Pourquoi le taux de natalité baisse en Ouzbékistan : les causes démographiques dévoilées

Les taux de natalité en Ouzbékistan affichent une tendance à la baisse ces derniers temps. Selon les résultats du premier trimestre 2026, 191 100 nouveau-nés ont vu le jour dans le pays, soit une diminution de 3,5 % par rapport à la même période de l'année précédente.
Il est à noter que cette dynamique négative se poursuit depuis 10 trimestres consécutifs.
À première vue, cette situation pourrait susciter des inquiétudes au sein de la population. Toutefois, les spécialistes soulignent qu'il ne faut pas se précipiter pour qualifier cela de crise.
Selon eux, la cause principale de ce processus est liée aux vagues démographiques, ce qui constitue un phénomène naturel et temporaire.
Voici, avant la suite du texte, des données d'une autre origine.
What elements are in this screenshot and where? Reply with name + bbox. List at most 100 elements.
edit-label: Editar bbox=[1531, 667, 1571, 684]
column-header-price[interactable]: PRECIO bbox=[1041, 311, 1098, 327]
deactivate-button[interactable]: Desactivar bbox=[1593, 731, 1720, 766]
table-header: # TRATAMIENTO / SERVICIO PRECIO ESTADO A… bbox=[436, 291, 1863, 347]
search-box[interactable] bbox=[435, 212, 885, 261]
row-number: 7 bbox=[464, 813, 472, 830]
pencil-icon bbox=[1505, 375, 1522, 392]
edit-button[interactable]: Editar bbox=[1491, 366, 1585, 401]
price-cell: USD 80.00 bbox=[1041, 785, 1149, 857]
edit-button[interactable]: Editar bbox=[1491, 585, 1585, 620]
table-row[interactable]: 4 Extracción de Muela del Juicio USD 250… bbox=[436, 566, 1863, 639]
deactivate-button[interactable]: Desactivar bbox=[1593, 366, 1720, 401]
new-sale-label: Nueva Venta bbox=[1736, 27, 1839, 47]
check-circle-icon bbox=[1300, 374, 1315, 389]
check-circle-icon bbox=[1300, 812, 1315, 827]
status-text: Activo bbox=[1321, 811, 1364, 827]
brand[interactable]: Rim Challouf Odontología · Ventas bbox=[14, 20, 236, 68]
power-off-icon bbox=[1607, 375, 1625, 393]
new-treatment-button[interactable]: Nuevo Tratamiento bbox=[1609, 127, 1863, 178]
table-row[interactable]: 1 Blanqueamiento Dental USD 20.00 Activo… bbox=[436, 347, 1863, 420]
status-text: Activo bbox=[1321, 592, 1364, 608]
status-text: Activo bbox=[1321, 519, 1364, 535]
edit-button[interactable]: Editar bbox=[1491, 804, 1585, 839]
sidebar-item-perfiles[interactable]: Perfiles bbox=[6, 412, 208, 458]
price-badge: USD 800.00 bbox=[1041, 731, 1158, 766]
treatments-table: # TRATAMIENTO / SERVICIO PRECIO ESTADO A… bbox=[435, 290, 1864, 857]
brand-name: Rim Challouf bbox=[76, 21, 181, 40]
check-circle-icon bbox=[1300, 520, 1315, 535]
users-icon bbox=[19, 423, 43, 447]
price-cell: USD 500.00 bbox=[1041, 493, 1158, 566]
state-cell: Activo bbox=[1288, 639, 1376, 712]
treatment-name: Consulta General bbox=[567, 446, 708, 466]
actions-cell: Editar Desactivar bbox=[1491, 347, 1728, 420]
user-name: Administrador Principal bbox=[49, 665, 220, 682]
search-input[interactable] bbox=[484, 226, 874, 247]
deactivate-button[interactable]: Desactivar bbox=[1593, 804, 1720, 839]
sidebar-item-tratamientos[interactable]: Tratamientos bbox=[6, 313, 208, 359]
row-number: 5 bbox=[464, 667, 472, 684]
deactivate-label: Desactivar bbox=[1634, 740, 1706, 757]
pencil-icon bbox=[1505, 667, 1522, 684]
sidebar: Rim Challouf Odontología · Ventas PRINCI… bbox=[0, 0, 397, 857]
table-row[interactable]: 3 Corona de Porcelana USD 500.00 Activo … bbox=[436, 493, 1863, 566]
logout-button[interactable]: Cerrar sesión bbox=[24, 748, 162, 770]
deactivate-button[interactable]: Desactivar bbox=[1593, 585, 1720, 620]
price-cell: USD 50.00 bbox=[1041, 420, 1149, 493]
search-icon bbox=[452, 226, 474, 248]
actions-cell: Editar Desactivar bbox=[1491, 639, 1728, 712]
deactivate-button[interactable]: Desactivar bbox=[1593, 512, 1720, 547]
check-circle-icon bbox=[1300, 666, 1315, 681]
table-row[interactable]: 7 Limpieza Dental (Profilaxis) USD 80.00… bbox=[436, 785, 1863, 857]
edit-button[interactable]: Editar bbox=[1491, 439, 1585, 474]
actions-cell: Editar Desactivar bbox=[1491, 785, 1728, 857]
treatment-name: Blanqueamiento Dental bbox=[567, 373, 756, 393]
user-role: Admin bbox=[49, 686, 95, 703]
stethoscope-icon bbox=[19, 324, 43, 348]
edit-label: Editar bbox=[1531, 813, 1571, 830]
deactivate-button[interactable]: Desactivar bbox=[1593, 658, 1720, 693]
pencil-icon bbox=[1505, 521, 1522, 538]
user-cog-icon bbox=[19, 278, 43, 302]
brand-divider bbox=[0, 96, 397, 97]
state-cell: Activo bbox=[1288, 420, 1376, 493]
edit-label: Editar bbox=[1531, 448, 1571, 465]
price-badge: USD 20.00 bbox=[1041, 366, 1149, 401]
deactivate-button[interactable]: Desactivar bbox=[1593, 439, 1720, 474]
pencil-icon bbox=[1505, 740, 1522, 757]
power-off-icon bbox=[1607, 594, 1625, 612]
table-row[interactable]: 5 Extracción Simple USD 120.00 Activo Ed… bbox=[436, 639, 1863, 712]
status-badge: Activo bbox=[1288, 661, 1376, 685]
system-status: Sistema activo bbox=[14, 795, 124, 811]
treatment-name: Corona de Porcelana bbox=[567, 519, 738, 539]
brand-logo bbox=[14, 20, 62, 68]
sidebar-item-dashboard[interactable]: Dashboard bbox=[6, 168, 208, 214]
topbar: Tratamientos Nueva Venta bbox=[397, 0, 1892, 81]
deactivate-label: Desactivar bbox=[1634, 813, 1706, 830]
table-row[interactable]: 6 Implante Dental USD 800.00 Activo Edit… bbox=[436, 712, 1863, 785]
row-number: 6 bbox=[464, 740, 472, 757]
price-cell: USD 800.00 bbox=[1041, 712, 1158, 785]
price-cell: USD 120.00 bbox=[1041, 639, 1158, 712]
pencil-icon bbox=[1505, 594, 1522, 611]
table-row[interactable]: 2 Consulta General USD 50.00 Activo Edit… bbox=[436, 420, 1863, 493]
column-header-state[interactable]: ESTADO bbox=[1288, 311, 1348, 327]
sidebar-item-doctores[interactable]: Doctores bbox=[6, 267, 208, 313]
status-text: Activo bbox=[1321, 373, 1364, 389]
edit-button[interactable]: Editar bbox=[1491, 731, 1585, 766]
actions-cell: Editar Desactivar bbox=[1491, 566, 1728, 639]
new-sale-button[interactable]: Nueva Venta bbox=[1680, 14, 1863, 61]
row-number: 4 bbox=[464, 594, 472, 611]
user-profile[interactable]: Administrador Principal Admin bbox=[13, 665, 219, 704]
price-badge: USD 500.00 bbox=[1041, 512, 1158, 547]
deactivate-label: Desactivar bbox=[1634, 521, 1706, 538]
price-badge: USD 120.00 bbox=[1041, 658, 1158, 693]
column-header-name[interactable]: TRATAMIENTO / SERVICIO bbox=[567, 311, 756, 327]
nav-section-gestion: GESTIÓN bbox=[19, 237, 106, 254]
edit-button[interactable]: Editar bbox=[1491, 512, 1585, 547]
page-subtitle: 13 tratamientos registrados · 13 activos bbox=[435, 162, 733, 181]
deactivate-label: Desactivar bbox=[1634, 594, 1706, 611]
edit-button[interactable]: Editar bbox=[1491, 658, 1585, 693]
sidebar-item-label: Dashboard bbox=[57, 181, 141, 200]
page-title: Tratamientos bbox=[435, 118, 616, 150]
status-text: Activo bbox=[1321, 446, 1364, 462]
D'après l'analyse des experts, le facteur principal aujourd'hui est la diminution du nombre de générations atteignant l'âge du mariage.
Par exemple, l'âge moyen du mariage pour les hommes se situe autour de 27 ans, ce qui signifie que ceux qui fondent une famille aujourd'hui appartiennent à la génération née en 1998. C'est précisément durant ces années-là que les taux de natalité dans le pays avaient chuté de 5,3 %.
Par conséquent, les faibles indicateurs actuels sont considérés comme le résultat naturel de ce « vide » démographique.
Parallèlement, l'un des indicateurs importants, le taux de fécondité, reste stable. Il est noté que le nombre d'enfants par femme s'établit en moyenne à 3,38.
Ce chiffre est nettement supérieur au seuil de 2,1 nécessaire au renouvellement naturel de la population. Par conséquent, il n'y a aucune raison de parler d'une crise démographique globale.
Aucun changement radical n'est observé concernant l'âge au mariage. Aucune augmentation significative de l'âge du mariage n'a été enregistrée chez les hommes et les femmes.
Cependant, la baisse de 3,5 % du nombre de mariages au premier trimestre pourrait avoir un certain impact pour les années à venir.
Les spécialistes soulignent qu'il est probable que les taux de natalité diminuent encore légèrement en 2027, car le nombre de mariages d'aujourd'hui influence directement les statistiques de natalité de demain.
Selon l'économiste Mirkomil Kholboyev, la situation actuelle ne signifie pas que l'attitude de la population envers la procréation a changé. Il s'agit d'un processus de transition démographique naturel et « saisonnier » lié à la diminution du nombre de personnes en âge de procréer.
Ainsi, il apparaît que derrière la baisse de la natalité ne se cache pas une crise grave, mais un processus naturel lié au renouvellement des générations. La question est désormais de savoir si ces indicateurs repartiront à la hausse dans les années à venir.
Le temps et la dynamique démographique apporteront une réponse à cette question.